Using a grinder will help you get the most out of your herb. When it comes to the basics, grinding is one such element that is bound to improve your experience by leaps and bounds.
On the other hand, its overuse makes your experience far from enjoyable—thereby demanding you to do the sensible deed of cleaning it.
Cleaning Your Herb Grinder
Depending on the type of weed grinder you possess, the modus operandi surrounding its cleaning can vary. For the simpler variants which have one chamber with grinding teeth and a lid, all you need is some screw, unscrew, snap, and unsnap to make your cleaning more efficient.
For grinders with a little less simplicity, you need more tools and other equipment to get the job done. The more complex grinders tend to accumulate a lot of the proverbial rubble. After all, in order to provide the best experience, it also implies the prevalence of greater amounts of unwanted by-products.
What You Need to Clean Your Grinder
When it comes to the said notorious elements, resins and kief are the greatest of the said accumulated materials in terms of by-products. This not only makes grinding unnecessarily cumbersome, but decreases the usability of the grinder itself. All in all, leading to an experience that is far from mellow.
In order to ensure the most of your herb grinder, you will need the following.
If your grinder happens to be made of metal, isopropyl alcohol becomes a must. This is an essential element to ensure deep cleaning. While you don’t need to know the science and its jargon about isopropyl alcohol, know that it works like magic when it comes to the elimination of waste. Even at a molecular level.
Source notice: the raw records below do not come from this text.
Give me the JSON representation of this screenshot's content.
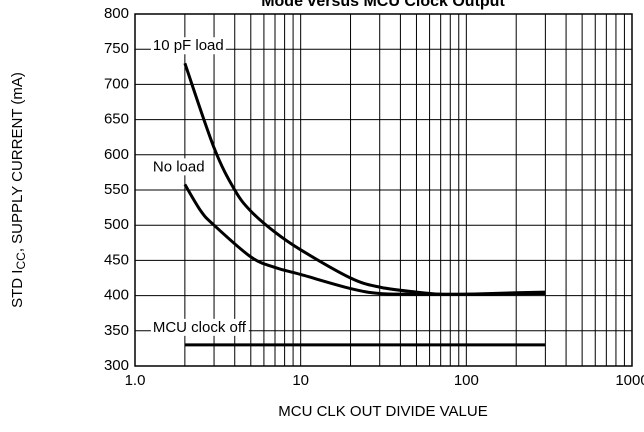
{
  "chart_data": {
    "type": "line",
    "title": "Mode versus MCU Clock Output",
    "x_label": "MCU CLK OUT DIVIDE VALUE",
    "y_label": [
      "STD I",
      "CC",
      ", SUPPLY CURRENT (mA)"
    ],
    "log_x": true,
    "grid": true,
    "minor_grid": true,
    "xlim": [
      1,
      1000
    ],
    "xticks": [
      {
        "value": 1,
        "label": "1.0"
      },
      10,
      100,
      1000
    ],
    "ylim": [
      300,
      800
    ],
    "yticks": [
      300,
      350,
      400,
      450,
      500,
      550,
      600,
      650,
      700,
      750,
      800
    ],
    "series": [
      {
        "name": "10 pF load",
        "color": "#000000",
        "x": [
          2,
          3,
          4,
          5,
          7,
          10,
          20,
          30,
          50,
          70,
          100,
          200,
          300
        ],
        "values": [
          730,
          610,
          550,
          520,
          490,
          465,
          425,
          412,
          405,
          402,
          402,
          404,
          405
        ]
      },
      {
        "name": "No load",
        "color": "#000000",
        "x": [
          2,
          2.5,
          3,
          5,
          7,
          10,
          20,
          30,
          50,
          100,
          300
        ],
        "values": [
          558,
          520,
          500,
          455,
          440,
          430,
          410,
          403,
          402,
          402,
          403
        ]
      },
      {
        "name": "MCU clock off",
        "color": "#000000",
        "x": [
          2,
          300
        ],
        "values": [
          330,
          330
        ]
      }
    ]
  }
}
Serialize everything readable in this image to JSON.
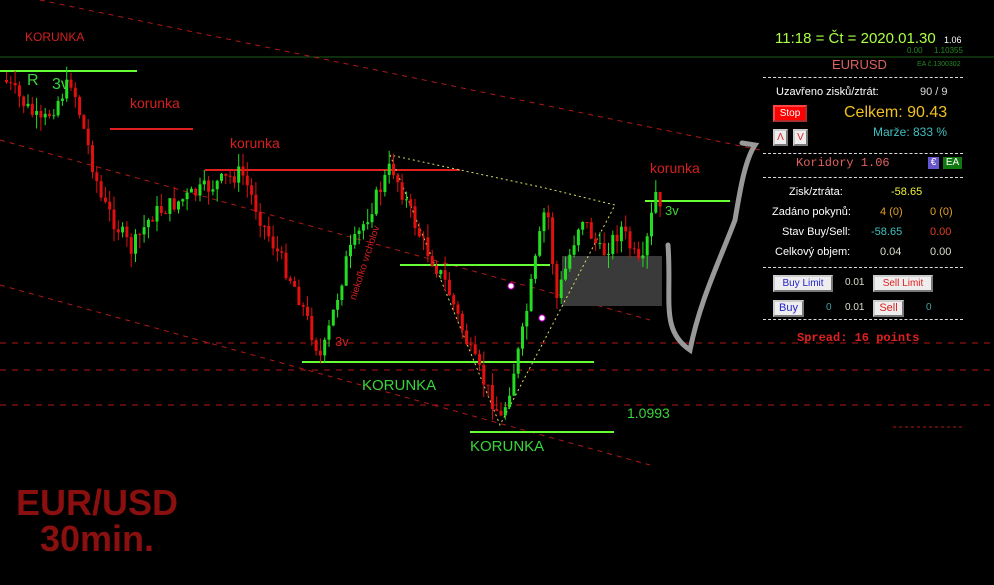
{
  "chart": {
    "labels": {
      "korunka_top": "KORUNKA",
      "korunka_1": "korunka",
      "korunka_2": "korunka",
      "korunka_3": "korunka",
      "korunka_green_1": "KORUNKA",
      "korunka_green_2": "KORUNKA",
      "r_label": "R",
      "three_v_1": "3v",
      "three_v_2": "3v",
      "three_v_3": "3v",
      "price_label": "1.0993",
      "diagonal_note": "niekoľko vrcholov",
      "symbol_watermark": "EUR/USD",
      "timeframe_watermark": "30min."
    },
    "colors": {
      "bull": "#22dd22",
      "bear": "#e01010",
      "level_green": "#66ff33",
      "level_red": "#e02020"
    }
  },
  "panel": {
    "clock": "11:18 = Čt = 2020.01.30",
    "clock_version": "1.06",
    "sub_left": "0.00",
    "sub_right": "1.10355",
    "symbol": "EURUSD",
    "ea_id": "EA č.1300302",
    "closed_label": "Uzavřeno zisků/ztrát:",
    "closed_value": "90 / 9",
    "stop_button": "Stop",
    "total": "Celkem: 90.43",
    "up_button": "Λ",
    "down_button": "V",
    "margin": "Marže:  833 %",
    "title": "Koridory 1.06",
    "euro_badge": "€",
    "ea_badge": "EA",
    "pl_label": "Zisk/ztráta:",
    "pl_value": "-58.65",
    "orders_label": "Zadáno pokynů:",
    "orders_buy": "4 (0)",
    "orders_sell": "0 (0)",
    "state_label": "Stav Buy/Sell:",
    "state_buy": "-58.65",
    "state_sell": "0.00",
    "volume_label": "Celkový objem:",
    "volume_buy": "0.04",
    "volume_sell": "0.00",
    "buy_limit": "Buy Limit",
    "limit_lot": "0.01",
    "sell_limit": "Sell Limit",
    "buy": "Buy",
    "buy_count": "0",
    "lot": "0.01",
    "sell": "Sell",
    "sell_count": "0",
    "spread": "Spread: 16 points"
  }
}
Also, keep in mind that in the case of grinders that are not constructed out of metal, you should use soap and water instead of going ham on the isopropyl alcohol. Warm water should work wonders too.
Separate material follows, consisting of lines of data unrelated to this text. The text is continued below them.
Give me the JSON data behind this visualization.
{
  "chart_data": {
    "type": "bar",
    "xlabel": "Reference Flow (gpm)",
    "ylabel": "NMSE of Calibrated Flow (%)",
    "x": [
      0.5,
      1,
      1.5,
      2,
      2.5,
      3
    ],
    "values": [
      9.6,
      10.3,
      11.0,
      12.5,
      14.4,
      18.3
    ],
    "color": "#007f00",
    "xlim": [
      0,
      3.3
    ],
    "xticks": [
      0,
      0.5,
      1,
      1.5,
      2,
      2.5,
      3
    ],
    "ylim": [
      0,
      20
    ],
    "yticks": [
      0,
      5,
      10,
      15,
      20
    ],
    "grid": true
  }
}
You will also need some salt for miscellaneous reasons. The other elements are a must-have, as much as this.
The Ziplock bag will serve an immense purpose once we tell you how to clean your grinder. Not only will it serve as an element of structure wherein it holds the grinder in place, but also ensure maximal cleaning when the isopropyl alcohol kicks in just fine.
Brush With Bristles
Possibly the tool without which you cannot actively do any cleaning, the brush with bristles is an element that should be easy to find too.
How to Clean Your Herb Grinder
Now that you are aware of what it takes, here is the most efficient way in which you can maximize cleaning output.
Disassemble the Grinder
What you cannot see, you cannot clean. Make sure to disassemble the grinder before you proceed to the subsequent steps. If your grinder happens to be made of small and complex sub-parts, be all the more careful and disassemble meticulously.
This is where the Ziplock comes into play. Make sure to fill the bag with isopropyl alcohol and place your grinder there. Keep it for about 20-30 minutes, while occasionally agitating the mixture to ensure proper separation of resin and other residues from the grinder.
After you have taken the grinder out of the Ziplock, use a stiff-bristled brush to scrub off the obstinate elements and residues. This would require you to be a little more meticulous if your grinder tends to pick up a lot of micro-residues.
In more advanced techniques of cleaning, you can choose to put your grinder in the freezer. This ensures that the residue elements are stiffer and, by association (pun intended), easier to remove.
You can also use toothpicks to ensure easier and greater extraction of smaller elements that might have been stuck on the grinder. This is an additional step for the really stubborn elements that won’t otherwise come out.
Rinse and Dry
After you have properly cleaned your grinder, you will need one last rinsing and drying session. Ensure that all the chambers are properly rinsed with hot water, after which it is kept in a dry space, preferably with soaking elements for easier drying.